Ich will nicht mehr. Ich kann nicht mehr.

Corona mit all den Begleiterscheinungen kann Frauen an ihre Grenzen bringen. Und von solch einer Überforderung zu einem „nicht mehr können“ und auch „nicht mehr wollen“ ist es oft nur ein kleiner Schritt. Was kann betroffenen Frauen helfen, wieder Kraft und Mut zu schöpfen?

Wir leben in extremen Zeiten. Kaum jemand bleibt von den Herausforderungen, die nun schon über ein Jahr andauern, unberührt. Doch ganz besonders treffen Homeoffice, Fernunterricht, Hinein- und Hinaus-Testen, eigene Ängste, die Ängste des Partners und der Kinder, existenzielle Sorgen und eine allgemeine Ungewissheit in Bezug auf die Zukunft. Sie als Frau. Sie sind als Mutter, Partnerin, und nicht zuletzt als eigene Person in der Regel mehr gefordert als die anderen Familienmitglieder.

Warum stehen Frauen jetzt besonders unter Druck?

Einerseits ist es eine Tatsache, dass die Belastungen enorm gestiegen sind. Sehr wahrscheinlich lag das Familienmanagement schon vor Corona in Ihren Händen und diese Tätigkeit hat sich nun verdoppelt oder verdreifacht. Auf der anderen Seite neigen gerade Sie als Frau dazu, sich zu viel aufzubürden. Und das noch möglichst perfekt. Den Kindern und Ihrem Mann soll es den Umständen entsprechend gut gehen, allfällige Probleme müssen aus der Welt geschafft werden und der Job fordert schließlich auch Leistung. Der Haushalt sollte nicht verkommen, Kinder müssen je nach Alter beaufsichtigt, aber auch bespaßt werden und die Sorgen der ganzen Familie mögen sich doch bitte durch Ihre Zauberkräfte irgendwie in Luft auflösen. Das ist ein ganz schön intensives Programm für eine einzelne Person. Im Idealfall helfen natürlich alle zusammen, um die diversen Schwierigkeiten zu lösen. Aber wie oft gibt es schon diesen idealen Fall? Und so wird jeder und alles bedacht – nur eine Person nicht: Sie!

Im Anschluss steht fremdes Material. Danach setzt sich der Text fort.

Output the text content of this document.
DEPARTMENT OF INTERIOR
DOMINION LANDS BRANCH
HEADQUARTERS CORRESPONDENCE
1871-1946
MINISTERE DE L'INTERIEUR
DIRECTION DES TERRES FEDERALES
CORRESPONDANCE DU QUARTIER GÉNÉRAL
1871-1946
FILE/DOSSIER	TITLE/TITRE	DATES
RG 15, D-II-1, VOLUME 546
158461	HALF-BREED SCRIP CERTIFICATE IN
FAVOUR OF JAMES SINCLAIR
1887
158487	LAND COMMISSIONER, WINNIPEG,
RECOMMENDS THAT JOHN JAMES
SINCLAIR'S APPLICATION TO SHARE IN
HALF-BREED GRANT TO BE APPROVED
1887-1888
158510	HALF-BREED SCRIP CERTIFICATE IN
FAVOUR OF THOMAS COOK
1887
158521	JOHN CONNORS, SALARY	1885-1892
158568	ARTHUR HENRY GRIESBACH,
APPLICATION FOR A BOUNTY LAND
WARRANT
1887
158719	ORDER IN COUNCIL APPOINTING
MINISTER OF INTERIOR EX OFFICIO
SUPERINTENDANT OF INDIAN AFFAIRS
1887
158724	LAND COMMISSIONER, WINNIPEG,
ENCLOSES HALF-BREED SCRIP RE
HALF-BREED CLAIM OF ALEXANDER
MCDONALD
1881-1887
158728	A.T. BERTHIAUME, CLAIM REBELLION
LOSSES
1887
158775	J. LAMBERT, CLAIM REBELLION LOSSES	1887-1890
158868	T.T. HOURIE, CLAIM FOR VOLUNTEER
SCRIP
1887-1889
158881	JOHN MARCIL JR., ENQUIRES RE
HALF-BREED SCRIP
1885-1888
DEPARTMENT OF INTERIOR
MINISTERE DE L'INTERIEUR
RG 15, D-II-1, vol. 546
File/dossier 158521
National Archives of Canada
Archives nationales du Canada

Sind Sie an dem Punkt angelangt, an dem Sie nicht mehr wollen? Oder einfach nicht mehr können?

Eine erste Anlaufstelle ist zum Beispiel die Elternseite von „Rat auf Draht“ (siehe Expertinnen-Interview). Psychologin Corinna Harles: „Wir sind Ansprechpartner für alle Ihre Probleme. Wenn wir nicht helfen können, sehen wir uns als Drehscheibe und arbeiten gut vernetzt. So geben wir zum Beispiel bei schwerwiegenderen, psychischen Problemen wie Depressionen, starken Ängsten oder Selbstmordgefährdung an Experten wie Psychiater weiter.“ Nehmen Sie eine Krisenzeit auch zum Anlass, sich einmal besonders liebevoll um sich selbst zu kümmern. Ehrlich – wann haben Sie das das letzte Mal getan?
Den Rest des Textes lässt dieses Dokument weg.